DraconicAcid - 5-4-2014 at 17:51

It's easy to tell if you have the exponents correct- calculate k for each run. If they are the same (within rounding errors), you've done it right. If they're not, then go back and find your math error. I didn't get an overall order of 2.5.

Use two ratios. The math won't be elegant, but it should work.

ScienceHideout - 5-4-2014 at 18:21

Hmmm, I think trial and error wouldn't be such a bad idea if there is logic behind it. For example, notice that between trials 1 and 3, the [A] and [B] both about double, while the rate about quadruples.

Now, let's assume K is 1... which it probably isn't but it will at least show us how things interact.

4=1(2)^x(2)^y

That gives us a couple values to work with.

That would lead me to assume orders are _____ and ____ order, or ___ and ____ order. (I left it blank because you said you don't want answers

Let's verify.

Solve for K, see if it works in all 3 trials.

[Edited on 6-4-2014 by ScienceHideout]

CaptainOfSmug - 5-4-2014 at 19:15

Well I'm still working away at it, as far as using systems of equations... its become painfully clear to me that my algebra chops have weakened significantly haha.

To ScienceHideout, under those observations the only possible x and y values (assuming that neither has an order of 0) would be 1:1, .5:1.5 and vice versa. Unless I'm missing something which is possible

DraconicAcid - 5-4-2014 at 20:04

You should be able to get it so that you have two equations in the form xlogA + ylogB = logC. Rearrange one so that x = stuff, and then rewrite the other equation as (stuff)logA + ylogB = logC. That gives you a single equation in one variable- solve for y.
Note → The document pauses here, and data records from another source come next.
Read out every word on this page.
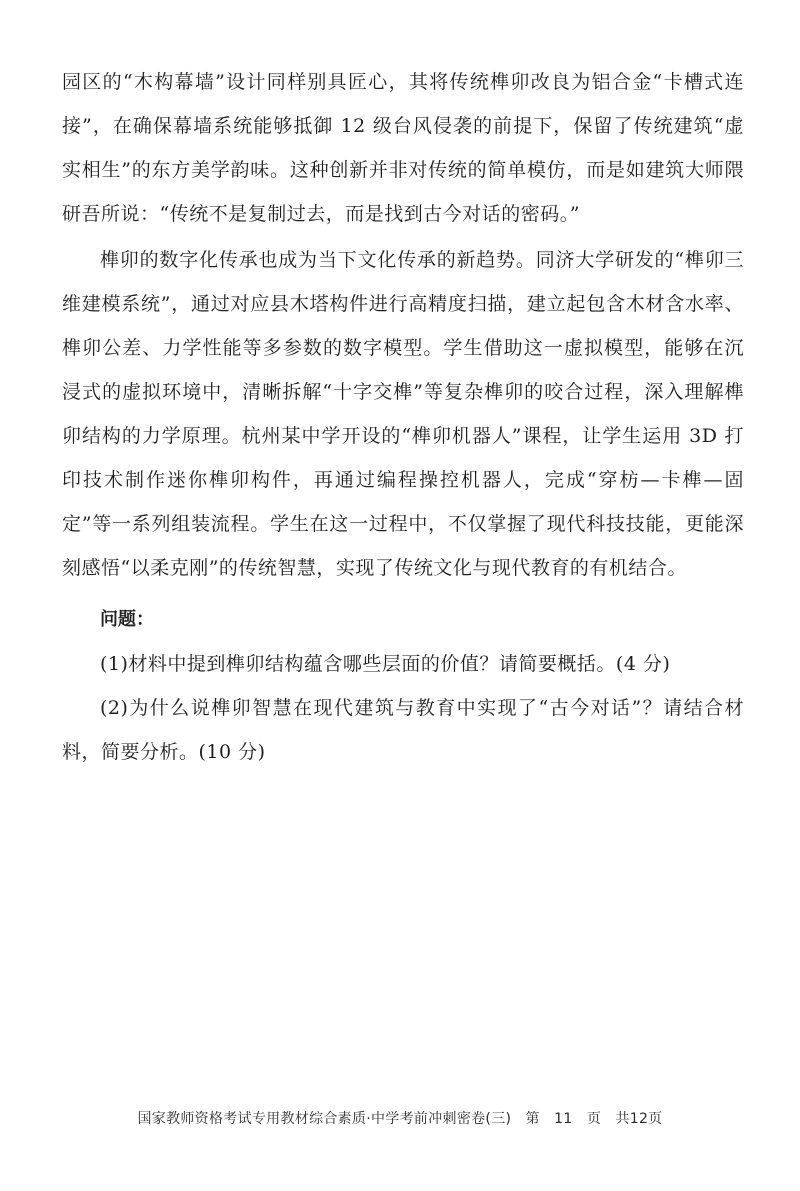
园区的“木构幕墙”设计同样别具匠心，其将传统榫卯改良为铝合金“卡槽式连接”，在确保幕墙系统能够抵御 12 级台风侵袭的前提下，保留了传统建筑“虚实相生”的东方美学韵味。这种创新并非对传统的简单模仿，而是如建筑大师隈研吾所说：“传统不是复制过去，而是找到古今对话的密码。”

榫卯的数字化传承也成为当下文化传承的新趋势。同济大学研发的“榫卯三维建模系统”，通过对应县木塔构件进行高精度扫描，建立起包含木材含水率、榫卯公差、力学性能等多参数的数字模型。学生借助这一虚拟模型，能够在沉浸式的虚拟环境中，清晰拆解“十字交榫”等复杂榫卯的咬合过程，深入理解榫卯结构的力学原理。杭州某中学开设的“榫卯机器人”课程，让学生运用 3D 打印技术制作迷你榫卯构件，再通过编程操控机器人，完成“穿枋—卡榫—固定”等一系列组装流程。学生在这一过程中，不仅掌握了现代科技技能，更能深刻感悟“以柔克刚”的传统智慧，实现了传统文化与现代教育的有机结合。

问题：

(1)材料中提到榫卯结构蕴含哪些层面的价值？请简要概括。(4 分)

(2)为什么说榫卯智慧在现代建筑与教育中实现了“古今对话”？请结合材料，简要分析。(10 分)

国家教师资格考试专用教材综合素质·中学考前冲刺密卷(三)　第　11　页　共12页
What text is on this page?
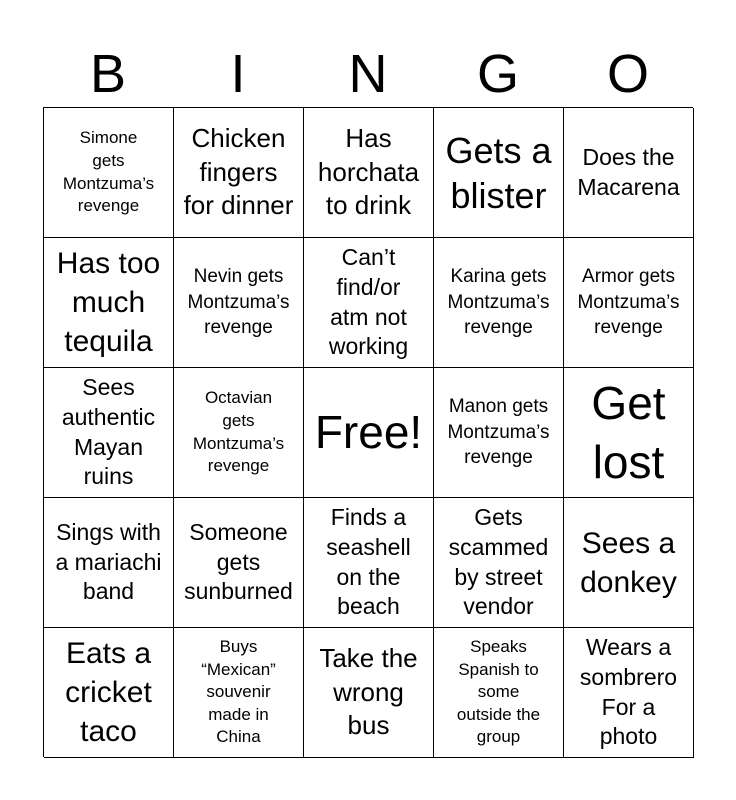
B	I	N	G	O
Simone
gets
Montzuma’s
revenge
Chicken
fingers
for dinner
Has
horchata
to drink
Gets a
blister
Does the
Macarena
Has too
much
tequila
Nevin gets
Montzuma’s
revenge
Can’t
find/or
atm not
working
Karina gets
Montzuma’s
revenge
Armor gets
Montzuma’s
revenge
Sees
authentic
Mayan
ruins
Octavian
gets
Montzuma’s
revenge
Free! Manon gets
Montzuma’s
revenge
Get
lost
Sings with
a mariachi
band
Someone
gets
sunburned
Finds a
seashell
on the
beach
Gets
scammed
by street
vendor
Sees a
donkey
Eats a
cricket
taco
Buys
“Mexican”
souvenir
made in
China
Take the
wrong
bus
Speaks
Spanish to
some
outside the
group
Wears a
sombrero
For a
photo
CaptainOfSmug - 6-4-2014 at 10:09

Okay thanks you, the logC would be the rate right? I keep grinding through this (had to open up a precalc book on logs to help remember them) and I keep getting an answer that doens't make sense. my y value comes out dame near 2 but my x value was ~ -1.3 which didn't work out either rounding up or down.
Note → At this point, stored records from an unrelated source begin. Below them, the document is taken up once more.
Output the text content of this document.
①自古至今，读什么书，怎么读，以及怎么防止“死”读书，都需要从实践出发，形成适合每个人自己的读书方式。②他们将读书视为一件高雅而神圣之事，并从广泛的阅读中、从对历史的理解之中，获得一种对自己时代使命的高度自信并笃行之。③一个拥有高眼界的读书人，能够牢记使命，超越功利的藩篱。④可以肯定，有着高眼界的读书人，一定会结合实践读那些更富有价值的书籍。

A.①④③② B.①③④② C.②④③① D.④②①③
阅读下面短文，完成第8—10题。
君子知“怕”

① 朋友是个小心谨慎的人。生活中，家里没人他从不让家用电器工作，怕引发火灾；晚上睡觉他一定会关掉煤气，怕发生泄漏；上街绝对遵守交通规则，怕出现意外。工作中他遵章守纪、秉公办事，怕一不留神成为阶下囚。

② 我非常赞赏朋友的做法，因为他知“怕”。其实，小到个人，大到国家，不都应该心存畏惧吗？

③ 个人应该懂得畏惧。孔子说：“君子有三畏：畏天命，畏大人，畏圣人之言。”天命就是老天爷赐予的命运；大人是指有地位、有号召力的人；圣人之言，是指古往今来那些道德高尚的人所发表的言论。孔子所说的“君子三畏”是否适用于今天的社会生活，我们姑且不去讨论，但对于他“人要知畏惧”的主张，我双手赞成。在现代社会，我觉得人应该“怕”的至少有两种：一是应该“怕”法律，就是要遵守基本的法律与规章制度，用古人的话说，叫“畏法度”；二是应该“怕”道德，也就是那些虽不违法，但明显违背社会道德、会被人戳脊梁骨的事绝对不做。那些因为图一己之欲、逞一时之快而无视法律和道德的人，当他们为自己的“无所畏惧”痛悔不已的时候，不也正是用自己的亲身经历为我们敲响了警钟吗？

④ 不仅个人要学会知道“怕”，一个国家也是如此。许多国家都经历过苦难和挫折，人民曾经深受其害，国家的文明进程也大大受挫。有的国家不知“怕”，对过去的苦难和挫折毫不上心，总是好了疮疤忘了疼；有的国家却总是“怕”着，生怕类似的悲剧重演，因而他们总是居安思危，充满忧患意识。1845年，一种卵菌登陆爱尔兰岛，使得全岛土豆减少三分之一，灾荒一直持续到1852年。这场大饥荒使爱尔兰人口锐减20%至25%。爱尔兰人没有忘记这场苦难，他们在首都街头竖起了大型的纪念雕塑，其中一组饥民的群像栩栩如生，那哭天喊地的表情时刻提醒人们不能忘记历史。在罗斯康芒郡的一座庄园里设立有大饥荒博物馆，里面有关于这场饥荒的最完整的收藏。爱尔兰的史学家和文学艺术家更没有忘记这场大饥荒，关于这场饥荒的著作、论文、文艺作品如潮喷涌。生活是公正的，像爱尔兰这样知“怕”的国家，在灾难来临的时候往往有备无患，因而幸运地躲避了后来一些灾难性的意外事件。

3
Here's in a nutshell what I did, again I don't want the answer because I won't learn anything but maybe someone can point out where I went wrong? I really do appreciate the help!

Trial 1: xlog(.0122) + ylog(.0189) = log(.122)

Trial 2: xlog(.0334) + ylog(.0885)= log(4.265)

Solving for y in the first trial I got approximately y=0.530096-1.1103X

Plugging in y into trial 2 equation I got: X~-1.30177

I then plugged that x value into y=0.530096-1.1103(-1.30177)
which was ~2

DraconicAcid - 6-4-2014 at 11:16

Quote: Originally posted by CaptainOfSmug

Okay thanks you, the logC would be the rate right? I keep grinding through this (had to open up a precalc book on logs to help remember them) and I keep getting an answer that doens't make sense. my y value comes out dame near 2 but my x value was ~ -1.3 which didn't work out either rounding up or down.

Here's in a nutshell what I did, again I don't want the answer because I won't learn anything but maybe someone can point out where I went wrong? I really do appreciate the help!

Trial 1: xlog(.0122) + ylog(.0189) = log(.122)

Trial 2: xlog(.0334) + ylog(.0885)= log(4.265)

Solving for y in the first trial I got approximately y=0.530096-1.1103X

Plugging in y into trial 2 equation I got: X~-1.30177

I then plugged that x value into y=0.530096-1.1103(-1.30177)
which was ~2

No, you want to use the ratios. So for trial 2 and trial 1, xlog(0.0334/0.0122) + ylog(0.0885/0.0189) = log(4.265/0.122)

CaptainOfSmug - 6-4-2014 at 15:48

Thank you so much! This was way to frustrating of a problem for me, I hope my professor heard my curses haha. Anyways I think I finally got it which the x variable was 2 and the y was 1 with an overall order of 3. My rate constant was 43368.98583. I'm not sure if that's what you got but they all worked minus a few rounding differences.